Rømø scheint das Mallorca Dänemarks zu sein. Mit der Dunkelheit zieht es die Nachtschattengewächse an den Strand und dann wummert es, als gäbe es kein Morgen. Wir gingen um Mitternacht auch kurz hin, aber nicht um Ballermann zu machen und uns volllaufen zu lassen, nein, um den Kometen C/2020 F3 NEOWISE zu finden. Wir brauchten ihn auch nicht lange zu suchen. Als sich unsere Augen etwas an die Dunkelheit gewöhnt hatten und die Pupillen Eulen gleich geöffnet waren – mit den richtigen Drogen wären wohl noch grössere Blendenöffnungen drin gelegen, aber wir sind da gesundheitsbewusst – entdeckten wir den Kometen rasch.
Ich erinnere mich an C/1995 O1 Hale-Bopp, der mir Nächte des Marschierens in der Offiziersschule etwas angenehmer gestaltet hatte. Wie die drei Könige rund 2000 Jahre früher, trugen wir damals auch merkwürdige Gewänder, aber im Gepäck hatten wir nicht Weihrauch und Myrrhe, sondern Sturmgewehre und schlechte Laune. Gestern aber hatten wir ganz gute Laune, schliesslich ist eine Reise durch Skandinavien angenehmer als Ferien in der Offiziersschule. Und es hat einen Kometen am Sternenhimmel. Sieht man ja auch nicht alle Tage. In sechs Tagen wird er in einer Distanz von gerade mal 0.69 AE an der Erde vorbeiziehen, um dann wieder in die Weiten des Alls zu entschwinden. Zurückkehren wird er wieder um das Jahr 8850 (+/- 285 Jahre). Bis dahin werden wir alle nicht einmal mehr Dünger sein und wieso in Anbetracht dessen nicht einmal gen Himmel schauen?

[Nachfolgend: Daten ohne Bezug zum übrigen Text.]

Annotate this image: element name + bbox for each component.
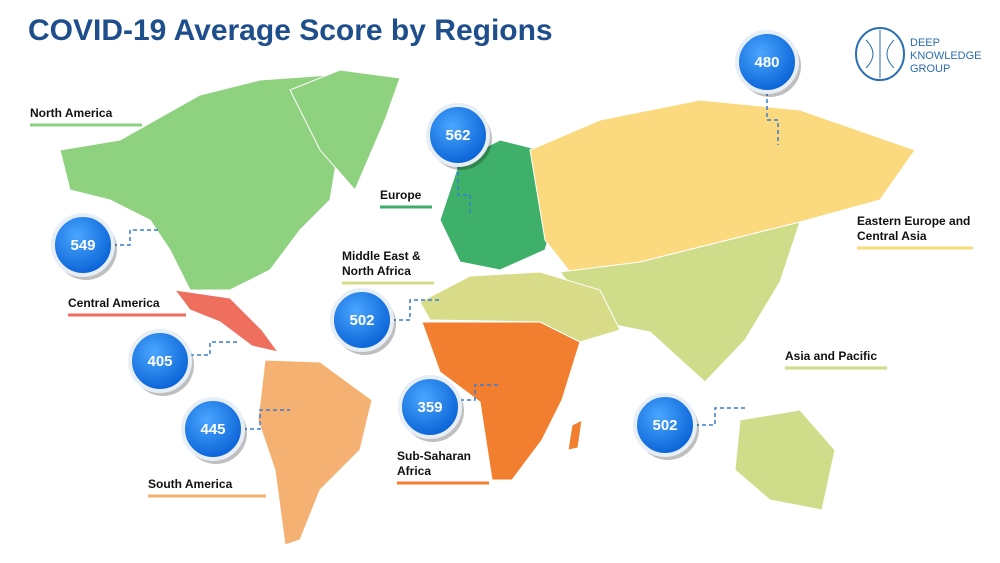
- connector: [243, 409, 290, 430]
- sub-saharan-africa: [421, 321, 581, 481]
- score: 502: [349, 312, 374, 329]
- score: 549: [70, 237, 95, 254]
- title: COVID-19 Average Score by Regions: [28, 14, 553, 47]
- continents: [59, 69, 916, 546]
- connector: [190, 341, 240, 356]
- score: 445: [200, 421, 225, 438]
- score: 359: [417, 399, 442, 416]
- score-bubble: [398, 375, 462, 439]
- region-label: Africa: [397, 464, 431, 478]
- region-label: Europe: [380, 188, 422, 202]
- north-america: [59, 74, 371, 291]
- region-label: Central Asia: [857, 229, 927, 243]
- region-label: Central America: [68, 296, 160, 310]
- score: 502: [652, 417, 677, 434]
- region-label: North America: [30, 106, 113, 120]
- connector: [392, 299, 440, 321]
- score-bubble: [128, 329, 192, 393]
- logo-text: KNOWLEDGE: [910, 50, 982, 62]
- score: 480: [754, 54, 779, 71]
- greenland: [289, 69, 401, 191]
- score: 562: [445, 127, 470, 144]
- asia-pacific: [559, 221, 801, 383]
- connector: [766, 92, 779, 145]
- logo-text: GROUP: [910, 63, 950, 75]
- region-label: South America: [148, 477, 233, 491]
- score-bubble: [181, 397, 245, 461]
- score-bubble: [735, 30, 799, 94]
- central-america: [173, 289, 280, 353]
- connector: [113, 229, 160, 246]
- connector: [457, 165, 471, 215]
- connector: [460, 384, 500, 401]
- eastern-europe-central-asia: [529, 99, 916, 273]
- north-africa: [419, 271, 621, 343]
- connector: [695, 407, 745, 426]
- score-bubble: [330, 288, 394, 352]
- score-bubble: [51, 213, 115, 277]
- region-label: North Africa: [342, 264, 411, 278]
- logo-text: DEEP: [910, 37, 940, 49]
- madagascar: [567, 419, 583, 451]
- score-bubble: [426, 103, 490, 167]
- south-america: [257, 359, 373, 546]
- region-label: Asia and Pacific: [785, 349, 877, 363]
- region-label: Middle East &: [342, 249, 421, 263]
- region-label: Eastern Europe and: [857, 214, 970, 228]
- region-label: Sub-Saharan: [397, 449, 471, 463]
- logo: DEEP KNOWLEDGE GROUP: [855, 27, 982, 81]
- score: 405: [147, 353, 172, 370]
- score-bubble: [633, 393, 697, 457]
- australia: [734, 409, 836, 511]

Bevor wir nun aber allzu existentialistisch werden, kehren wir auf den Boden hiesiger Tatsachen zurück. In Lakolk hat es einen Autostrand. Der Name ist Programm, das heisst also, dass die Leute kohortenweise mit ihren Wagen an den Strand fahren und diese dort kreuz und quer aufstellen. Das ist sehr praktisch. Da braucht man nämlich nicht zu gehen. Ist es sehr böse von mir, wenn ich nun sage, dass man es einigen auch ansieht? Wir beschlossen jedenfalls unseren Van nicht auch noch dorthin zu stellen, sondern dem Strand mit unseren Bromptons einen Besuch abzustatten. Sofern Du nicht vom Verkehr platt in den Sand gewalzt wirst, geht das auch ganz gut. Ab und zu dreht das Hinterrad leer oder rutscht das Vorderrad weg, aber wir fahren ja auch nicht mit dreissig Sachen an den Strand und so geht das.
Kaum am Strand suchten wir Laust, der in Dänemark und offenbar bis weit in den deutschen Norden hinein eine Legende ist und am Lakolk-Strand eine Hotdog-Bude betreibt. Wir erkannten ihn sofort aus der Fernsehdokumentation wieder. Laust ist wirklich ein ganz gemütlicher Typ. Ehemaliger Manager. Ausgestiegen. Recht hat er. Beim Bezahlen fragte er mich, ob wir Münz hätten. Ich sagte ihm leider nein, wir seien direkt zu ihm gefahren. Er lachte und sagte, dass das viele täten.
Es entzieht sich uns, was geil daran sein soll, tagein, tagaus zwischen Autos am Nordseestrand zu liegen. Aber offenbar ist es das, sonst hätte es nicht so viele Leute hier. Wir zogen es nach einem kurzen Besuch vor, zurückzufahren und uns unter das Vordach unseres Vans zu setzen. Da ist es ruhig und gemütlich und es lässt sich gut den Gedanken nachgehen, welche wie die Wolken an uns vorbeiziehen.
Ich glaube, ich steige auch aus und mache auch einen Hotdog-Stand auf. Nicht auf Rømø, aber es gibt viele schöne Strände auf der Welt. Reich wird man dabei nicht, aber vielleicht zufrieden. Unter mir wird Sand sein, über mir der Himmel und wer weiss – vielleicht sogar ein Komet.